Description
This book expands the scope of understanding of the vast, albeit uneven, experience of the 1947 Partition of India by including localities and life stories from and beyond the regions of Punjab and Bengal.
Building on existing research on Partition, the chapters present and analyse the consequences of Partition displacement and the resilience of communities in different parts of the nation. Regions discussed include the Chitmahals, Assam, Tripura, Mizoram, Hyderabad, Andaman Islands, and Jammu and Kashmir. The contributors show that the heterogeneity of people’s experiences reside in spaces of the family, home, neighbourhoods, villages, towns and cities refugee settlements, letters, memoirs, biographies, films, fiction, oral histories, and testimonies. The book examines the Partition’s complex effects in regions, localities and contexts and its material and psychological ramifications.
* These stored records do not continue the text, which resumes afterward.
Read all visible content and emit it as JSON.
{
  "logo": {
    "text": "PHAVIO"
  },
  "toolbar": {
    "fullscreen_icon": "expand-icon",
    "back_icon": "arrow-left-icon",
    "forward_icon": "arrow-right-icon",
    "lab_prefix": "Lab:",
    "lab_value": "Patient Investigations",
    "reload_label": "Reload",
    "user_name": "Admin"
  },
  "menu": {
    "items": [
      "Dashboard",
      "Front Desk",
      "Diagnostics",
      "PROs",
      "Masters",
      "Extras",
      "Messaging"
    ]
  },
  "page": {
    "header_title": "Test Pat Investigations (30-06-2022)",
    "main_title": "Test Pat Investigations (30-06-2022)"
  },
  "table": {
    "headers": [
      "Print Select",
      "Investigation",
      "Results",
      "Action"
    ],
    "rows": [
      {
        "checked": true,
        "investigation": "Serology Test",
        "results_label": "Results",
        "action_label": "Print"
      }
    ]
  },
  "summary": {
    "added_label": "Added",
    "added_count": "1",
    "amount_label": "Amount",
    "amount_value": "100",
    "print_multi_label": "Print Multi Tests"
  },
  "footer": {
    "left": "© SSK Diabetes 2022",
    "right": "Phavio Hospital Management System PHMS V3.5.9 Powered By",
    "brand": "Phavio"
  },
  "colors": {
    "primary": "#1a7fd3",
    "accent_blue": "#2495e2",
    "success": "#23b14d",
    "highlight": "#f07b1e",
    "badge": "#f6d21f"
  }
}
This book is a unique and comprehensive contribution in enabling a more complex understanding of how Partition played out and continues to do so for groups and generations across India. It will be of interest to a multidisciplinary audience, including history, literature, comparative literature, colonial and postcolonial studies, modern Asian studies, studies of South Asia, and studies of memory and trauma.
About the Author
Anjali Gera Roy is Professor in the Department of Humanities and Social Sciences, Indian Institute of Technology Kharagpur, India. She is the author of Memories and Post-memories of the Partition of India (2019) and Imperialism and Sikh Migration (2017), also published by Routledge.
Nandi Bhatia is Professor in the Department of English and Associate Dean (Research and Graduate Studies), Arts and Humanities at The University of Western Ontario, Canada. Her monograph Women’s Stories of India’s Partition is forthcoming with Routledge.